Çifte standartları hep mahkum ettik: Evet. Ölüm cezası çağa ve insan onuruna yakışmıyor. Hangi koşulda ve kimin için olursa olsun. Ama bugün, bir yerlerde, bir şeyler yanlış gitmiyor mu? 1968 yazından bu yana tam tamına 27 yıl geçti. Robert Kennedy'nin katili Sirhan Sirhan, bir gün gidip o otelin lobisinde kahve içemeyecek asla. Martin Luther King'e tetiği çeken James Earl Ray, Memphis'teki o balkonun altında dinlenip o günü yad edemeyecek. Asla! Vicdanların adaleti adına, onların bulunduğu hücrelerin kilidini hiç kimse açamayacak.
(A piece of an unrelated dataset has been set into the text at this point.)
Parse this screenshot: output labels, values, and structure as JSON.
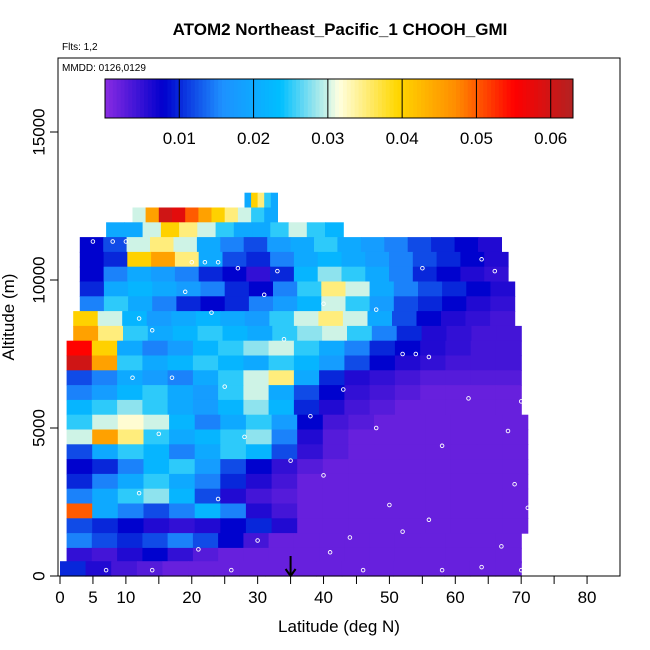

Açmaya cesaret edemeyecek. Hiç kimse!... Ama.. Korkarım bir gün. Bir gün meçhuller meçhul olmaktan çıkarsa; söz gelimi, Uğur Mumcu'nun katilleri yakalanırsa. Kuşkusuz demokrasi derin bir nefes alacak. Ama, sekiz-on yıl sonra vicdanlardaki kanamayı kim durduracak? Düşünmek bile zor, acı verici. Ya bir bombanın fitilini döşeyen el; şu kadar yıl sonra, Karlık sokaktan (Uğur Mumcu Bulvarı'ndan) ıslık çalarak geçip giderse?... Karlarda izini bırakmaktan korkmadan... Ya göz göze gelirse, evinden çıkmak üzere olan acılı bir kadınla.. Ya bıyıklarının altından...
Acaba, hal böyleyken, kimi fiillerin failleri hep meçhul mu kalsa?... Vicdanlarda ömür boyu affedilmeyecek cezaları çekerek. Ve vicdanlar hiç kanamasa. Hiç... Acaba?... * Tahmin edebileceğiniz gibi bugün yazmış değiliz bu yazıyı. Onbir yıl önce bu köşede kaleme aldığımız satırlardı okuduklarınız... 1995 kışında... Bugün yeniden bu sayfada... Sibel İpekçi, Nükhet İpekçi İzet'in, ortak olmaya çalıştığımız acılarına ve anılarına saygıyla... * Meraklısına not: Sayısız "af ve yeniden yargılanma" talepleri reddedilen Sirhan Sirhan şu anda 62 yaşında ve Kaliforniya'daki Corcoran eyalet hapishanesinde ömür boyu hapis cezasını çekmeye devam ediyor. Yine sayısız af ve yeniden yargılanma talepleri reddedilen James Earl Ray'se, altı yıl önce Tennessee'de hükümlüyken hayatını kaybetti 70 yaşındaydı.